‘Sunshine, not food, is where most of our Vitamin D comes from. So even a healthy, well-balanced diet, that provides all the other vitamins and goodness you need, is unlikely to provide enough Vitamin D. Vitamin D works with calcium and phosphorus for healthy bones, muscles and teeth’. (Taken from the Association of UK Dieticians – Food Fact Sheet).
For as long as I have known Glinys she has been urging me to have a Vitamin D test carried out “because I knew that your levels would be deficient – as most of the patients I check in my NHS practice are”, says Glinys.

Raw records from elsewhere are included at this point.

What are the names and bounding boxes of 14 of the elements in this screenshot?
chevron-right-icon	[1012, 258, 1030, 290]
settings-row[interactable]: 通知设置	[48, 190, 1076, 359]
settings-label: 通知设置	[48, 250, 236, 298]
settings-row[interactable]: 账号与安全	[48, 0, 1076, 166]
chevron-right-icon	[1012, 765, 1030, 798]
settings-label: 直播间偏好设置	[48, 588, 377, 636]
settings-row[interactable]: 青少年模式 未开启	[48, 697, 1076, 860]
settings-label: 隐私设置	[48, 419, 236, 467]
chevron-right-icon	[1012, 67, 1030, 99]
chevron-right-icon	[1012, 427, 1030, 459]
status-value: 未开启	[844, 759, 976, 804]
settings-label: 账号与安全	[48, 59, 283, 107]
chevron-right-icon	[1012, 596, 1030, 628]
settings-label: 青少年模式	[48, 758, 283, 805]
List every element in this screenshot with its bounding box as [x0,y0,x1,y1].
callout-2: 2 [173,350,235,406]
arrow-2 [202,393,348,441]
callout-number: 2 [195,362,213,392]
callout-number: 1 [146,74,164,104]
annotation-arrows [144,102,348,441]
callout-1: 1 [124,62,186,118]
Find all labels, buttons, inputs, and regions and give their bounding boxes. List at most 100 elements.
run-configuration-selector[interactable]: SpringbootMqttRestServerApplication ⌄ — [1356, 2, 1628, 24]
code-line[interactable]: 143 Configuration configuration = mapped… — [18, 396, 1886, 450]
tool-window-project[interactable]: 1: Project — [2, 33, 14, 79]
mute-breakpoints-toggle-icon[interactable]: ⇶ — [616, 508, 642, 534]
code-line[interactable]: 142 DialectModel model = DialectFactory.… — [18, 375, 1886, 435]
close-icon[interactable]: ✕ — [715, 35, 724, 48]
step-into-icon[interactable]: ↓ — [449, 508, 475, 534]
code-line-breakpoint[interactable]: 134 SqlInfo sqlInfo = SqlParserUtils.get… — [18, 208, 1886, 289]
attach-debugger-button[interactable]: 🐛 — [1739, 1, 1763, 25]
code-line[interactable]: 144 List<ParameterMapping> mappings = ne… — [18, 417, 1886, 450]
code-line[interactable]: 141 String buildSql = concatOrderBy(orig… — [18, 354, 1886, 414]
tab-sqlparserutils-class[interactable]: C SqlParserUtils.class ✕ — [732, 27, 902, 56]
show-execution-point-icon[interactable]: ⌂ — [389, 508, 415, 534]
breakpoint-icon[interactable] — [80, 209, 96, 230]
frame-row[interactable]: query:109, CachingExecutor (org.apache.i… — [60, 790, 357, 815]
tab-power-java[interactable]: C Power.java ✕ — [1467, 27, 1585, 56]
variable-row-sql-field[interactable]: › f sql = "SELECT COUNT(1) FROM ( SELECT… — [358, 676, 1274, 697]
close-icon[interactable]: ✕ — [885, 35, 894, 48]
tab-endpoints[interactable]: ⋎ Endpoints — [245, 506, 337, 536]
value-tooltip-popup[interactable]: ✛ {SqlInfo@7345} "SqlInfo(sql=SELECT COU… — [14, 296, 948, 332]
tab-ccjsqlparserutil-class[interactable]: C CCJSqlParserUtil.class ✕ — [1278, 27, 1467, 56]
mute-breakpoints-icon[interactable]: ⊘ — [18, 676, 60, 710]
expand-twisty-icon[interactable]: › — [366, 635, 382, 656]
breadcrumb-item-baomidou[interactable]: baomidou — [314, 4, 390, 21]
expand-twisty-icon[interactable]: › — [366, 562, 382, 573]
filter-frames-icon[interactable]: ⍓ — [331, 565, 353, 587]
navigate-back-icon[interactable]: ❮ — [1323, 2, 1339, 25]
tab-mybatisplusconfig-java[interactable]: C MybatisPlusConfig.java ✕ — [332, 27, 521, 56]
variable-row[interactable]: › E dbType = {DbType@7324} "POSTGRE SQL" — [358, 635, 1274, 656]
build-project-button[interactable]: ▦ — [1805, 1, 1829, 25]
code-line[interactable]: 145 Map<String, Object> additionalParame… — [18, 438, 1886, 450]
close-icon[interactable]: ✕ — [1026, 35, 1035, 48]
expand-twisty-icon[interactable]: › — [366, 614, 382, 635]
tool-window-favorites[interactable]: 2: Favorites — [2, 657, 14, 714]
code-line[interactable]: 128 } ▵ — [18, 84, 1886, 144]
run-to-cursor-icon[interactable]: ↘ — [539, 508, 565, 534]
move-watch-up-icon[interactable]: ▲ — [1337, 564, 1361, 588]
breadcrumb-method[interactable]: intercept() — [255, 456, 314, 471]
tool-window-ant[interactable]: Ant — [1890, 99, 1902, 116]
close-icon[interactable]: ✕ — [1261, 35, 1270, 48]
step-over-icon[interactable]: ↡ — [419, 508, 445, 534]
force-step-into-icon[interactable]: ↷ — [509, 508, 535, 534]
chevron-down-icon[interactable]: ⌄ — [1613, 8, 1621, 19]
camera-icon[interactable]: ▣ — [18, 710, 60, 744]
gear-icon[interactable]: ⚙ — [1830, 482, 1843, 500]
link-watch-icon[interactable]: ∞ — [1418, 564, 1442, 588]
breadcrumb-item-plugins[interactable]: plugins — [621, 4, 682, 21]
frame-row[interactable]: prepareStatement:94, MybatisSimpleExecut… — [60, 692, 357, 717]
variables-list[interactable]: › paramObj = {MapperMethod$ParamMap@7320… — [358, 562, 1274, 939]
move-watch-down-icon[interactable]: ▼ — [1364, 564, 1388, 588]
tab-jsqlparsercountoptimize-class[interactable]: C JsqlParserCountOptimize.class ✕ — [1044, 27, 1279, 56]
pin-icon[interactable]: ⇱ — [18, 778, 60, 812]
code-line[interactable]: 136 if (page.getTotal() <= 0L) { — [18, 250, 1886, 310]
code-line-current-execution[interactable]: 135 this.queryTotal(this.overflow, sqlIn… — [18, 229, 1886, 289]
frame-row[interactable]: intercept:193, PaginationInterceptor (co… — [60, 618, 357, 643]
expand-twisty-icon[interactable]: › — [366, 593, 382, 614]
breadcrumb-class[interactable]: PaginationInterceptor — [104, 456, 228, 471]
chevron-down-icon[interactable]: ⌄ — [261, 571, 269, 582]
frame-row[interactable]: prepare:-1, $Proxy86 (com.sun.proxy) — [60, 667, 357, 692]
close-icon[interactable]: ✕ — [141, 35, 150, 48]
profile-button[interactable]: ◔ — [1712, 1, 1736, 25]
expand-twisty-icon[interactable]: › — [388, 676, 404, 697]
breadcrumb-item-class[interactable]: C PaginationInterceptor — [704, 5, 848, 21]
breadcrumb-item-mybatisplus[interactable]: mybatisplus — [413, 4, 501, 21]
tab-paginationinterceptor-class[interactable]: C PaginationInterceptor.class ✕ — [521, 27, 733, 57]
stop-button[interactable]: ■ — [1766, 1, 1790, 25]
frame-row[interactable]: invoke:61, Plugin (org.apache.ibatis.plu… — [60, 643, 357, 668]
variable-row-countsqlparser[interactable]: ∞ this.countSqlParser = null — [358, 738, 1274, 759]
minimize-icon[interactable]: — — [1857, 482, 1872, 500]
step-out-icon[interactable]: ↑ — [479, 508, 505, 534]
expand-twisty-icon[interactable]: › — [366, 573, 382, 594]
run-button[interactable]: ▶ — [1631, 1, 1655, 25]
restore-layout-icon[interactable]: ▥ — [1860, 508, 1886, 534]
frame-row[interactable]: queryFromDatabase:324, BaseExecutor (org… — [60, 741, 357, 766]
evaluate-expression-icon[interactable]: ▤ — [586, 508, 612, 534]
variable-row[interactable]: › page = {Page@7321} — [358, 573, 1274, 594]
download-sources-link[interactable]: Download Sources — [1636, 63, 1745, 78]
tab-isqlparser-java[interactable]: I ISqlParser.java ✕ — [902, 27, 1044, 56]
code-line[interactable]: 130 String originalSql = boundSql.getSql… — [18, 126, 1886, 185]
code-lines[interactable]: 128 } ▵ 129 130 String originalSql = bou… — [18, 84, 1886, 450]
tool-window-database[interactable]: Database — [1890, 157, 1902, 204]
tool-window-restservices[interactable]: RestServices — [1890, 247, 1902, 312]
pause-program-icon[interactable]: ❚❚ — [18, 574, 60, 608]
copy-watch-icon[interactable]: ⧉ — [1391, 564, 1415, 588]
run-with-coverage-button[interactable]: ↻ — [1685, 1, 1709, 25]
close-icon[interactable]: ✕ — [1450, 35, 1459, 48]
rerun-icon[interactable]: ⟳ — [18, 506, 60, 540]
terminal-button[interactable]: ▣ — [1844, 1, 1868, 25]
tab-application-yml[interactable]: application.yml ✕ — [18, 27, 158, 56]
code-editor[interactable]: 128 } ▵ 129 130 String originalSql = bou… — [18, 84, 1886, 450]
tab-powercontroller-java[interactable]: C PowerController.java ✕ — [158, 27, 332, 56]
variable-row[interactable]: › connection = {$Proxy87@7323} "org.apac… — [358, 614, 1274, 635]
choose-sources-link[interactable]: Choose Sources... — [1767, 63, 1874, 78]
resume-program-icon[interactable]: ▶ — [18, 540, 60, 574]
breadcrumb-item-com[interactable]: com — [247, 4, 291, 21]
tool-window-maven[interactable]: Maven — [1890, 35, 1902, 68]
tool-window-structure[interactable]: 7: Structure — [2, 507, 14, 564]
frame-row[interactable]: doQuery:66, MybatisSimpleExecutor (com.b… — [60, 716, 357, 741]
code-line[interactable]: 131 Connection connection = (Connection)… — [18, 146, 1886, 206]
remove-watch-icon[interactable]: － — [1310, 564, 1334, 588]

I had asked previously at my local surgery to have my Vitamin D levels checked but they refused – saying that because my calcium levels were OK the test wasn’t warranted. So on Glinys’s insistence I asked our surgery again – and again they refused. So I said I’d pay for it.
I had the blood test carried out and the results showed that my Vitamin D levels were low. I have subsequently been put on a high dose of Vitamin D to try and boost my levels – and will then probably (after being re-tested) be put on a maintenance level.
Glinys says “The NHS works on adequate not optimum levels of Vitamin D, so, yes, below 50nmol/l is deficient, but a healthy range for optimum health should be 100-150nmol/l. So, with your level at 30nmol/l – and at the end of the summer when you should have synthesised a sustaining amount of Vitamin D, you definitely need supplementation and probably a maintenance dose after that. But what I have also found without fail, is that with Vitamin D levels restored, blood glucose levels improve as there are believed to be links between Vitamin D and Type 2 Diabetes”.
PS Glinys suggested that if my Vitamin D levels proved to be low I should ask my local doctor’s surgery for my money back – which I did. They were doubtful, but they did put it to the Practice and I did get my money back!